NATO-led troops have started a major offensive against Taliban militants in southern Afghanistan that will involve more than 4,500 NATO troops and close to 1,000 Afghan personnel, NATO said on Tuesday.
"Operation Achilles" in Afghanistan's volatile Helmand province was launched at the request of the Afghan government and will focus on northern Helmand, NATO said in a statement.
"Our first maneuver elements reached their positions at approximately 5:00 a.m. (0030 GMT) this morning," Major General Ton van Loon, NATO's commander in the south, said in a statement. At its peak, Operation Achilles will eventually involve over 4,500 NATO troops and close to 1,000 Afghan troops, he added.
ISAF said later in the day that one soldier had been killed in the operation so far. It did not give his nationality.
Meanwhile the Taliban said they had kidnapped a Briton and two Afghans in Helmand. Unconfirmed media reports said the kidnapped people were journalists. The Taliban have so far made no demands. Reports suggested the three had been accused of spying and were being detained at a Taliban base.

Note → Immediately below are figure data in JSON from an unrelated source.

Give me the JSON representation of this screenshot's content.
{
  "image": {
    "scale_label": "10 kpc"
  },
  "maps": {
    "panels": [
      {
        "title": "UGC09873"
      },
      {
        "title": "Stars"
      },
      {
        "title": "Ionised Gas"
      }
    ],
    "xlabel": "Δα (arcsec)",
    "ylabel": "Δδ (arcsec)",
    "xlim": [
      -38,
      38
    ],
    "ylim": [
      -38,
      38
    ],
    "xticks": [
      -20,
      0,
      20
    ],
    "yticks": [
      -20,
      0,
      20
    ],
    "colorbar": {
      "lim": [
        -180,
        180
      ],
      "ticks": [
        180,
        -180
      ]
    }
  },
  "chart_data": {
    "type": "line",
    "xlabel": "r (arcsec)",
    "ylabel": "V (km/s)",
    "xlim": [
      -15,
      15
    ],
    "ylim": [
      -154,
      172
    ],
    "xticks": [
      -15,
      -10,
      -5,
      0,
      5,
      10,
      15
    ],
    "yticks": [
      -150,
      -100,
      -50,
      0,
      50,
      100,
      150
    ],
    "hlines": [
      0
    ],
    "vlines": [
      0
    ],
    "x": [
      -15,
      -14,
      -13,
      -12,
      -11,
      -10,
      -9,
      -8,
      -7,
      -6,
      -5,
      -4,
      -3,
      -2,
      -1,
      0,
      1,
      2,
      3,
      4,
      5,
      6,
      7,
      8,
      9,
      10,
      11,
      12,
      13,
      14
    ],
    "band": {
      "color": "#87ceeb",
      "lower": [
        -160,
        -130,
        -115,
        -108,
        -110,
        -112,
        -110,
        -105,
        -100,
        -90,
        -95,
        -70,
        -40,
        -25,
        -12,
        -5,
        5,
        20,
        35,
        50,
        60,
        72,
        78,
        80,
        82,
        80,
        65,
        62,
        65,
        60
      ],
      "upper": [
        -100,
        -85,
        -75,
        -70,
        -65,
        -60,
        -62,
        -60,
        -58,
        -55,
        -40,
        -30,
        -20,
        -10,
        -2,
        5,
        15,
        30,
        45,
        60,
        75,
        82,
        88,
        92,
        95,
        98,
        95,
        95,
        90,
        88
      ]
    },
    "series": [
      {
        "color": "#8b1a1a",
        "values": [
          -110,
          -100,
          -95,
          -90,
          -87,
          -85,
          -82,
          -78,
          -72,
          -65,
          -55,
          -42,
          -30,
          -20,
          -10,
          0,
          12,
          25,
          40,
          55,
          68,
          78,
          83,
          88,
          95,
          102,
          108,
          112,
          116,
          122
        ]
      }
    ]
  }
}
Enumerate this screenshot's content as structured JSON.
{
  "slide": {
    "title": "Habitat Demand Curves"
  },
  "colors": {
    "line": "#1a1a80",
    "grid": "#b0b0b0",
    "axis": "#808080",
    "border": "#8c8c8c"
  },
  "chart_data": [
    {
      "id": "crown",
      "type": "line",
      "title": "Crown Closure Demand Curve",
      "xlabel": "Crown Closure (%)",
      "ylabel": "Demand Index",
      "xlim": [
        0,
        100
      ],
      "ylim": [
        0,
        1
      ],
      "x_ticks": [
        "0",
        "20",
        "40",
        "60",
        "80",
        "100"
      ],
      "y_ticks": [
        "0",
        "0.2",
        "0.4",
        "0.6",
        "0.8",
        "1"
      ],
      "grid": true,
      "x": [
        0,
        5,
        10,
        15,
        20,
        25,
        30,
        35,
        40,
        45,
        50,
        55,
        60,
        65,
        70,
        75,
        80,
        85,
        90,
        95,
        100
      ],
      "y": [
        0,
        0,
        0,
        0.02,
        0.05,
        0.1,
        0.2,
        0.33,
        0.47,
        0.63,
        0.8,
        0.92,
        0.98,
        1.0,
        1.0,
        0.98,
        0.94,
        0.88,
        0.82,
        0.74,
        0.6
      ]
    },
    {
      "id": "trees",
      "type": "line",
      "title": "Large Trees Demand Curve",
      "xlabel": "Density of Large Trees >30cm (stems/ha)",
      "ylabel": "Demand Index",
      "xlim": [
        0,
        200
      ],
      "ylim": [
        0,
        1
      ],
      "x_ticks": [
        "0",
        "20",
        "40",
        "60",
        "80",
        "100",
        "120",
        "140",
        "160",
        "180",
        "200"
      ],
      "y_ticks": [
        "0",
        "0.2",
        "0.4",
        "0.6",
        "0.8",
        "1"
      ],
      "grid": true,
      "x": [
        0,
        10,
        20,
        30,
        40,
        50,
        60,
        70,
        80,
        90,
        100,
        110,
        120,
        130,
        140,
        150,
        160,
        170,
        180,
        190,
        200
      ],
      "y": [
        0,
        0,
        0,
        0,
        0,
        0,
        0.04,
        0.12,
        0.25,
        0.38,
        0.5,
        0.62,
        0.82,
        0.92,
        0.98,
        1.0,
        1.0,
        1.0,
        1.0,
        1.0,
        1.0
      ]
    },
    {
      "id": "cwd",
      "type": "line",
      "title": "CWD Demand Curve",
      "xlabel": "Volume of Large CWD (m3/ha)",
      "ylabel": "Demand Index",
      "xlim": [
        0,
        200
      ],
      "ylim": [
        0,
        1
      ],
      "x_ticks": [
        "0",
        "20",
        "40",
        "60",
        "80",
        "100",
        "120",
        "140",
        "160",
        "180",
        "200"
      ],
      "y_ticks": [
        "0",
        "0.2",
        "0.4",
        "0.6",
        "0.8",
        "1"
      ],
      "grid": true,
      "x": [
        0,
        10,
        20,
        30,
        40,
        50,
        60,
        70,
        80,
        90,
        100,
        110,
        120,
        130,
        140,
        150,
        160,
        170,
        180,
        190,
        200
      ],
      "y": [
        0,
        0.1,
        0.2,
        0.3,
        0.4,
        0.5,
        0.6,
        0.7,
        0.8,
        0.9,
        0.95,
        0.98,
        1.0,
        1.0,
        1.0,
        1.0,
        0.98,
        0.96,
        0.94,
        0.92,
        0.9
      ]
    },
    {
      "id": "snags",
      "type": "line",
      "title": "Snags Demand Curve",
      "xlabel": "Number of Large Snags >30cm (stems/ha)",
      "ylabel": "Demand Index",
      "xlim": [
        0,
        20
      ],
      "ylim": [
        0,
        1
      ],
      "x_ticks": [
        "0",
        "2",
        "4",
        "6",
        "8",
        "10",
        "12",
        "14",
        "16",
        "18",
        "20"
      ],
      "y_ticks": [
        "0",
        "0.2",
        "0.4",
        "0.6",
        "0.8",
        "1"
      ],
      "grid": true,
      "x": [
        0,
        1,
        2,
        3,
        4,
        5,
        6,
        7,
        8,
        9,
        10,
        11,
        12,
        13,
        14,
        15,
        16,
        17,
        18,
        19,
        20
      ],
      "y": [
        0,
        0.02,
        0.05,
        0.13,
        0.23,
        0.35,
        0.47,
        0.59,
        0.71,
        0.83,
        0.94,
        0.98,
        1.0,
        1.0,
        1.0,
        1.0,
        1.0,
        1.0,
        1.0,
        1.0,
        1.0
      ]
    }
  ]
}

A car, satellite phones and cameras had also been taken and the men were being questioned, a Taliban spokesman said. Taliban commanders were reported to have carried out the kidnapping on Monday. The British foreign ministry spokesman in London said it was looking into the claims.
Van Toon said Achilles was the largest multi-national combined operation by NATO's International Security Force (ISAF) and the Afghan National Security Forces (ANSF) to date. "It signifies the beginning of a planned offensive to bring security to northern Helmand and set the conditions for meaningful development that will fundamentally improve the quality of life for Afghans in the area,” he added.
The Afghan government has lost control over parts of northern Helmand, including Musa Qala district, where Taliban militants took over on February 1. Helmand is the world's biggest producer of opium, and a new United Nations drug assessment indicates that this year's poppy harvest may be even higher than last year's record output.
"There is no scheduled end date to this operation," the NATO statement said. "ISAF and ANSF forces will continue to apply pressure to extremist forces and pursue reconstruction and development objectives until they are achieved."
The Taliban have themselves announced a spring offensive and said they are planning a wave of suicide attacks. Last year more than 4,000 people were killed in violence in Afghanistan, a quarter of them civilians, marking the biggest death toll since the fall of the Taliban in 2001. Most of the deaths occurred in the south.
Some 35,000 soldiers from NATO's ISAF, drawn from 37 countries, are currently stationed in Afghanistan. The US has 22,000 troops in Afghanistan, of whom 13,000 are under ISAF command, and wants to increase its presence in the country by a further 3,200 troops.
Alongside ISAF, US-led coalition troops are also operating under the mission "Enduring Freedom" in Afghanistan to hunt for terrorists.